Upstream dedicates a chapter to building a mindset of preventive investments and their future returns. The upshot: preventative work may not lead to short-term tangible results, which can be difficult to measure. Instead, patience, discipline and consistency will help assure that preventative investments eventually pay off. And they do, often exponentially. 

A well-designed wayfinding strategy simplifies and standardizes a system of communications and behaviors that lessen confusion and stress for staff and visitors. Like PR, it takes knowledgeable professionals to make necessary adjustments to the system as factors change over time. But unlike PR, it’s an investment made for the benefit of those least capable of understanding and navigating their experience. This leads us to our fifth fact regarding wayfinding’s return on investment.

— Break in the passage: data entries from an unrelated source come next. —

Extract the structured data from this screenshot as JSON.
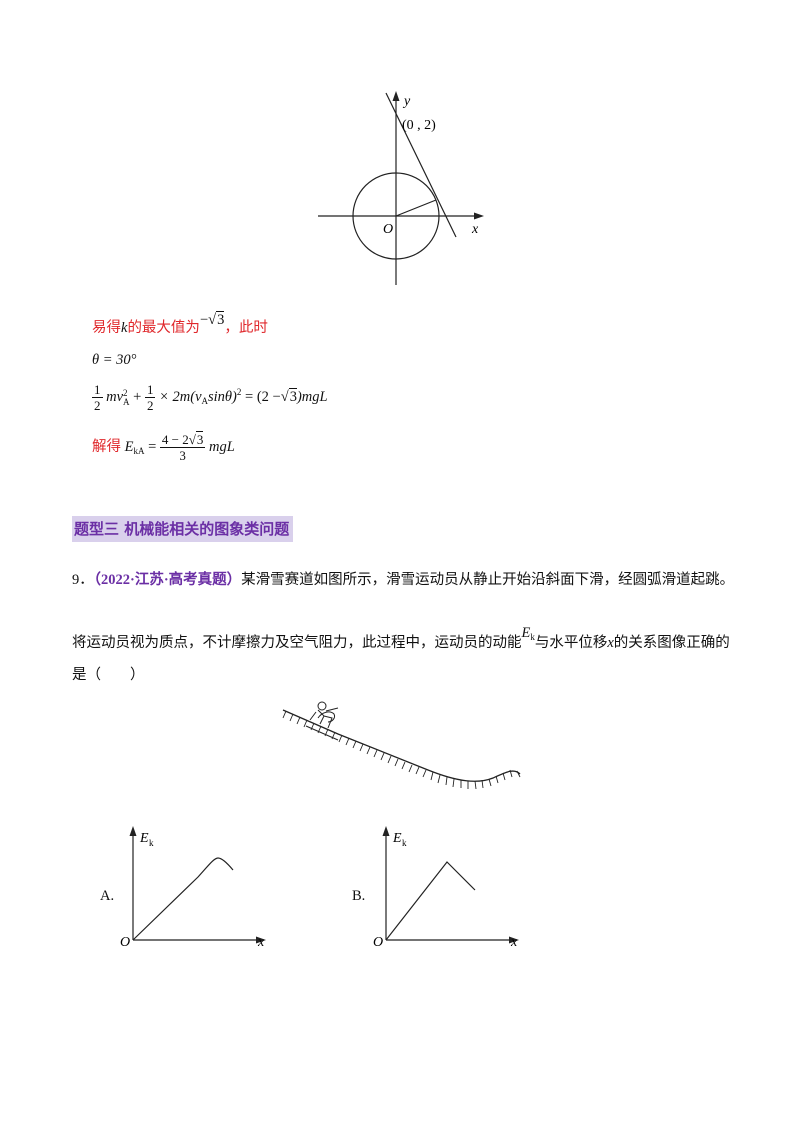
{
  "figure_top": {
    "y_label": "y",
    "x_label": "x",
    "origin_label": "O",
    "point_label": "(0 , 2)"
  },
  "solution": {
    "line1_pre": "易得",
    "line1_k": "k",
    "line1_mid": "的最大值为",
    "line1_neg": "−",
    "line1_rad": "3",
    "line1_post": "，此时",
    "theta_eq": "θ = 30°",
    "eq2_half": "1",
    "eq2_den": "2",
    "eq2_mv": "mv",
    "eq2_A": "A",
    "eq2_sq": "2",
    "eq2_plus": "+",
    "eq2_times": "× 2m",
    "eq2_inner": "(v",
    "eq2_sin": "sinθ)",
    "eq2_sq2": "2",
    "eq2_eq": "=",
    "eq2_rhs_open": "(2 −",
    "eq2_rhs_rad": "3",
    "eq2_rhs_close": ")mgL",
    "solve_label": "解得",
    "solve_E": "E",
    "solve_kA": "kA",
    "solve_eq": "=",
    "solve_num_a": "4 − 2",
    "solve_num_rad": "3",
    "solve_den": "3",
    "solve_tail": "mgL"
  },
  "section": {
    "title": "题型三  机械能相关的图象类问题"
  },
  "question": {
    "number": "9．",
    "source": "（2022·江苏·高考真题）",
    "text_line1": "某滑雪赛道如图所示，滑雪运动员从静止开始沿斜面下滑，经圆弧滑道起跳。",
    "text_line2_a": "将运动员视为质点，不计摩擦力及空气阻力，此过程中，运动员的动能",
    "E": "E",
    "k": "k",
    "text_line2_b": "与水平位移",
    "x_var": "x",
    "text_line2_c": "的关系图像正确的",
    "text_line3": "是（　　）"
  },
  "options": [
    {
      "label": "A.",
      "y_axis": "E",
      "y_sub": "k",
      "x_axis": "x",
      "origin": "O"
    },
    {
      "label": "B.",
      "y_axis": "E",
      "y_sub": "k",
      "x_axis": "x",
      "origin": "O"
    }
  ]
}
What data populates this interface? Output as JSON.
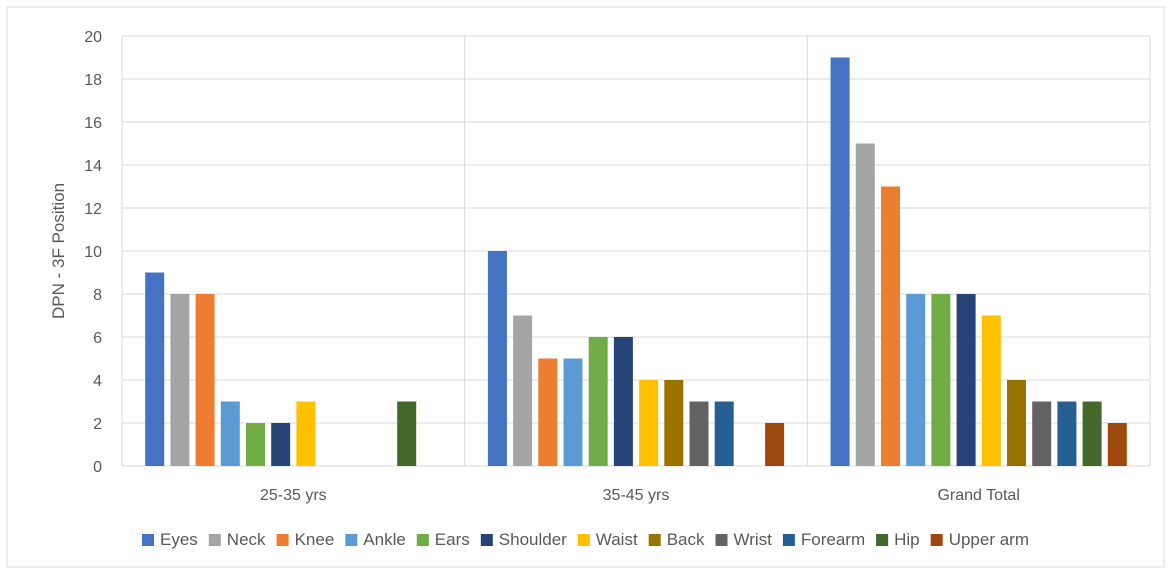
{
  "chart_data": {
    "type": "bar",
    "ylabel": "DPN - 3F Position",
    "xlabel": "",
    "ylim": [
      0,
      20
    ],
    "yticks": [
      0,
      2,
      4,
      6,
      8,
      10,
      12,
      14,
      16,
      18,
      20
    ],
    "grid": true,
    "legend": "bottom",
    "categories": [
      "25-35 yrs",
      "35-45 yrs",
      "Grand Total"
    ],
    "series": [
      {
        "name": "Eyes",
        "color": "#4472C4",
        "values": [
          9,
          10,
          19
        ]
      },
      {
        "name": "Neck",
        "color": "#A5A5A5",
        "values": [
          8,
          7,
          15
        ]
      },
      {
        "name": "Knee",
        "color": "#ED7D31",
        "values": [
          8,
          5,
          13
        ]
      },
      {
        "name": "Ankle",
        "color": "#5B9BD5",
        "values": [
          3,
          5,
          8
        ]
      },
      {
        "name": "Ears",
        "color": "#70AD47",
        "values": [
          2,
          6,
          8
        ]
      },
      {
        "name": "Shoulder",
        "color": "#264478",
        "values": [
          2,
          6,
          8
        ]
      },
      {
        "name": "Waist",
        "color": "#FFC000",
        "values": [
          3,
          4,
          7
        ]
      },
      {
        "name": "Back",
        "color": "#997300",
        "values": [
          null,
          4,
          4
        ]
      },
      {
        "name": "Wrist",
        "color": "#636363",
        "values": [
          null,
          3,
          3
        ]
      },
      {
        "name": "Forearm",
        "color": "#255E91",
        "values": [
          null,
          3,
          3
        ]
      },
      {
        "name": "Hip",
        "color": "#43682B",
        "values": [
          3,
          null,
          3
        ]
      },
      {
        "name": "Upper arm",
        "color": "#9E480E",
        "values": [
          null,
          2,
          2
        ]
      }
    ]
  }
}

5 – It’s the right thing to do.

“Early on in the project we tried hard to find data, measures and metrics that we could use to validate our business plan. We had to come to terms with the fact that we couldn’t put a [monetary] value on the patient experience or our success in managing the degree of change we anticipated. We had to ask ourselves, ‘Is it the right thing to do conceptually? Is it going to benefit our patients?’”  — Former Director of Construction and Facility Planning, Gundersen Health System, LaCrosse, WI

The former director provided further perspective on the Upstream mindset. “We knew that we should be concerned with the amount of staff time spent giving directions, but maybe we weren’t going to find a piece of data to validate this,” she continued. “Instead, we saw the potential improvements to the patient experience as an important part of our outward value proposition and our internal core values. We then proceeded with managing costs and maximizing the value of the outcomes as the design process rolled out.”

Like any complex problem with multiple causal factors, it can be difficult to fully quantify the specific benefits of a wayfinding system. For each of Forcade’s clients, their success is due to the broad approach that the team takes to the entire range of wayfinding communications and the individual responsibility of people within an organization to support the visitor experience.

Working together to build a flexible infrastructure for managing constant change is an investment worth making. Doing this allows you to stay true to the spirit of your organizational mission and value proposition. And that, friends, is priceless.


 

Mark VanderKlipp is an experience and systems designer, facilitator and writer working in human-centered graphic design for over 34 years. He helps organizations visualize, then meaningfully impact the systems within which they function.

A Systems Practice consultant since 2016, he leads diverse teams on a process of discovery to visualize the “wicked problem,” creating the context for the conversation. Mark has partnered with experts in youth and adult homelessness, child sexual abuse prevention, farm to school and K-12 education initiatives.